顾阙去了一回商会,打听江南的消息,听到只言片语,他们对梁王表示不满,厌恨对方挑起战场,没有人敢说陛下不对,更是不提霍老的死。
顾阙有自己的想法,他们只看到自己的利益,不在乎旁人的生死。
这一刻,她对这些商人有些失望,回来后,也不去商会了。
反而颜珞晚出早归,日子悠闲许多,甚至告诉顾阙“工作少一半,日子乐悠悠。”
长江以南的奏疏送不过来,消息闭塞,工作量就减少了一半,颜珞算着时日,去暖宅摘草莓吃。
她躺在躺椅上,眉眼带笑,舒心又高兴。
然而,顾阙心思重重,她不想说什么大道理,先帝所为,女帝的帝位来得不正,颜珞的做法就是对的。
以后的事情还没有发生,那么,一切都来得及。
“颜相,我们做个交易可好?”
颜珞睁开眼睛,目光幽幽,“你想要什么?”
“颜相,放过天下人,就当给你积德,杀了该杀的人即可。”顾阙忐忑,走上前,在躺椅上坐下,看着她“我有更好的东西,可以帮助你。”

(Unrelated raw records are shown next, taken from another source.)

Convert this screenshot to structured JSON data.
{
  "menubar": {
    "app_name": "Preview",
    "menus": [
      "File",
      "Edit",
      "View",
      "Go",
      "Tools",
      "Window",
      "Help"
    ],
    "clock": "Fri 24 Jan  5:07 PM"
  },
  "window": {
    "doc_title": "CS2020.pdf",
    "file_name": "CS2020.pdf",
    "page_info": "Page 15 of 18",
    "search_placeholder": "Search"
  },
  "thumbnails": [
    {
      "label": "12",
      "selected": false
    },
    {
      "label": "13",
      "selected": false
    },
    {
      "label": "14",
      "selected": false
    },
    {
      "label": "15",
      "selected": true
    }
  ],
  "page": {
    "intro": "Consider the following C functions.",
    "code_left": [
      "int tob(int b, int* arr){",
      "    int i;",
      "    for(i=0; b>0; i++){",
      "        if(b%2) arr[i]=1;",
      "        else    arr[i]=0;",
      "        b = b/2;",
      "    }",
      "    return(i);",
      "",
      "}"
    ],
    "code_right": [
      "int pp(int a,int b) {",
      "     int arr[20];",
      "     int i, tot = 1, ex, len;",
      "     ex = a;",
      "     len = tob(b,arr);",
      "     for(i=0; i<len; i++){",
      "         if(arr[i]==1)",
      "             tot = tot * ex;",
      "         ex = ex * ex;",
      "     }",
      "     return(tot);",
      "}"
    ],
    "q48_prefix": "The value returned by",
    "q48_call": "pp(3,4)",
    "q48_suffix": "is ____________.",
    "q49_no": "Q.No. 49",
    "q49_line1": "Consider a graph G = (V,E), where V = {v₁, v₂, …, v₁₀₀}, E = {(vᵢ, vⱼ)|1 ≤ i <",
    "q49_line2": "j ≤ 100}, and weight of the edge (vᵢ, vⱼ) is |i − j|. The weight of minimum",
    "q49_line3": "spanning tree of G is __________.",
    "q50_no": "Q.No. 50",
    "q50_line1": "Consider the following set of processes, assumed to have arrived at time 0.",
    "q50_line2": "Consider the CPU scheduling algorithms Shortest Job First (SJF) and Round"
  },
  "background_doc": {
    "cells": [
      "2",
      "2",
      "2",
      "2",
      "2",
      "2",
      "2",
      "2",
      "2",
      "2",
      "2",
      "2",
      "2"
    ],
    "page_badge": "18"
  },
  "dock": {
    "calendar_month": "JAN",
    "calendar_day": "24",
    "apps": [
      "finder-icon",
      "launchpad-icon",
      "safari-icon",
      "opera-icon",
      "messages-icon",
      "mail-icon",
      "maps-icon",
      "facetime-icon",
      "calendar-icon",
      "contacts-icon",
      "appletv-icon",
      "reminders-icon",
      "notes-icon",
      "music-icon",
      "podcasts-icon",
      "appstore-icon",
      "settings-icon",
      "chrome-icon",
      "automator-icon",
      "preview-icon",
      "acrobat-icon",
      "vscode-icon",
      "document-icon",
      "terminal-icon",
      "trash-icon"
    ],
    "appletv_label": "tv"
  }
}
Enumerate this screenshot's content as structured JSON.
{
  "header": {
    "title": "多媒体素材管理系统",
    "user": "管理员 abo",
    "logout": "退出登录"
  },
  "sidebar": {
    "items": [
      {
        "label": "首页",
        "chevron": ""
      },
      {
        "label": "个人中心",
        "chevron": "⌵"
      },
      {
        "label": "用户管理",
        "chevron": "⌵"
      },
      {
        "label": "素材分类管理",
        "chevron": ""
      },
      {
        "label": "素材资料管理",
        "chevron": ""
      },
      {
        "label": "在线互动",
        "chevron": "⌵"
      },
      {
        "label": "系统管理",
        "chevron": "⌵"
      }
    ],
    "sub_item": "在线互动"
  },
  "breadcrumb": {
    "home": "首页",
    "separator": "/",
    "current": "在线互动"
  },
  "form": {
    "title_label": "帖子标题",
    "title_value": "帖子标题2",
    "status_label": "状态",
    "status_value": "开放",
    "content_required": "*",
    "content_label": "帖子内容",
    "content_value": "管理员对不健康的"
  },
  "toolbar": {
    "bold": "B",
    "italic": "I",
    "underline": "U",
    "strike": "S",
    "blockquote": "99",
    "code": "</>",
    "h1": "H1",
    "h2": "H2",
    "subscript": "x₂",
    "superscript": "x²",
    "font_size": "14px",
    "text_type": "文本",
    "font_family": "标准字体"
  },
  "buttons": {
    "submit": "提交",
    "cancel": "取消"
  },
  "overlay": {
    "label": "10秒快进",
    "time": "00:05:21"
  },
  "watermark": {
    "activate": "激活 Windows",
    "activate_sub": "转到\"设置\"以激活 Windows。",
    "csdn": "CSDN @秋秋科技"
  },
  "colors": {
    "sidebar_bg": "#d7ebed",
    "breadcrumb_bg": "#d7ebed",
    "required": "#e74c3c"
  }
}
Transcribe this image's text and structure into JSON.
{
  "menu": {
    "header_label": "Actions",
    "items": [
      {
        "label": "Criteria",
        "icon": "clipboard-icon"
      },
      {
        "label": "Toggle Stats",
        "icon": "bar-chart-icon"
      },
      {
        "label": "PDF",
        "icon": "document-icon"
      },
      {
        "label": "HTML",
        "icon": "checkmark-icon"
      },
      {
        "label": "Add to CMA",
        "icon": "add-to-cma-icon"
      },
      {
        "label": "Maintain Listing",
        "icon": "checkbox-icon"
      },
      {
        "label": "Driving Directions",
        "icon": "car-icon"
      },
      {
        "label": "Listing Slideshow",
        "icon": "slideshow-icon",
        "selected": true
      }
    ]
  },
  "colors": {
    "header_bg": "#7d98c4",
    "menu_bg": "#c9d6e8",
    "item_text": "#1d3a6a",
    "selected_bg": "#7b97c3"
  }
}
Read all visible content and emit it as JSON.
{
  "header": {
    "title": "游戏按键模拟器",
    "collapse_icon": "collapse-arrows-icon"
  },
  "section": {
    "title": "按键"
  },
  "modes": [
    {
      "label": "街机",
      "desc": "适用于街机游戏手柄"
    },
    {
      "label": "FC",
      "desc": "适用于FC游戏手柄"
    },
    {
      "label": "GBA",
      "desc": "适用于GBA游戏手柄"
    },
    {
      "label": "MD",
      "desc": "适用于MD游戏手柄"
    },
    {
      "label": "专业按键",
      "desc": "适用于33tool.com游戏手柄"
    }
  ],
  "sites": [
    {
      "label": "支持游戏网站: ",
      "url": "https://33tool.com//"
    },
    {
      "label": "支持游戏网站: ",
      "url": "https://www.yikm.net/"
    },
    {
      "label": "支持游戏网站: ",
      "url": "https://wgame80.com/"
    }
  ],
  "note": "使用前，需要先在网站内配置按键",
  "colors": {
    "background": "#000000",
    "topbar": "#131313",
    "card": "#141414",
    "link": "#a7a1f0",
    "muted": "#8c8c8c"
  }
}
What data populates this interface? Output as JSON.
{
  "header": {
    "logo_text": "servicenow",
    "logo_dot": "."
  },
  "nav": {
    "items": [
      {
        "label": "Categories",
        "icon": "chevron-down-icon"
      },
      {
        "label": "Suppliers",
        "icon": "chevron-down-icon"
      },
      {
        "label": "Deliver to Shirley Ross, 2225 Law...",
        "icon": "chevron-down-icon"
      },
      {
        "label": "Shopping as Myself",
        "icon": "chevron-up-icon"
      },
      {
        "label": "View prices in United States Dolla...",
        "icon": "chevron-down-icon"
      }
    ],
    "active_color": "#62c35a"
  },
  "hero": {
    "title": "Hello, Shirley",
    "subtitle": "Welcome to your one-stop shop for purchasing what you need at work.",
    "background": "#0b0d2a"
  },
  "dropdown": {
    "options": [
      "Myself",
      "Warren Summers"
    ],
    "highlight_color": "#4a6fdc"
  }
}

颜珞直起身子,唇角勾起招牌性的笑容,“你藏私啊。你要我如何饶?”
“皇室欠你的,随你处置,百姓无辜,放过他们。”顾阙摆出了自己的条件,微微一笑,“你是我见过最聪明的也最有筹谋的女子。”
随着音落,屋内忽而安静了一瞬。
颜珞在思考,顾阙忐忑。
两人都不说话,落针可闻。
颜珞捏起下她的下颚,毫不犹豫地就吻了上去,问她“你的每一根头发都是我的,你的东西便是我的东西,那么,你还拿什么与我做交易。”
冥冥中,顾阙真的成了她的劫数。
吻过,她松开顾阙,秉持自己的想法“顾阙,我做什么,你应该清楚了,我要让天下人为我阿娘阿弟陪葬。”
顾阙心中一揪“颜相,那你呢、我呢?我说过,我不辨你是人是鬼,但我想与你天长地久的过下去,可以看到琼琚嫁人,看到清至成才。”
“我很自私,但我可以去帮你做你想做的事情,我更不会为了天下人去指责你。我不是圣母,不懂什么是善什么是恶,我只想与你天长地久,仅此而已。”
“颜相,他们死了,是该有人去付出代价的,但他们的错,凭何让你浪费你的余生呢?你想过吗?天下人陪葬后,你呢?当你成功的那一日,你会怎么做?”
顷刻间,颜珞迟疑了,她望着顾阙,顾阙含笑回望她“我只想知晓,你该怎么办?”
“颜相,你若死了,我会嫁人的,会找比你丑的姑娘,带着琼琚过日子,清明冬至,到你坟前去显摆。”
“告诉你,我过得多好,没有你,顾阙依旧是顾阙。”
“你死后,我的宝贝都归了旁人,她会很高兴,会过得比你幸福,你在地下的时候会不会后悔放弃我。”
颜珞不高兴了,“我没说要放弃你。”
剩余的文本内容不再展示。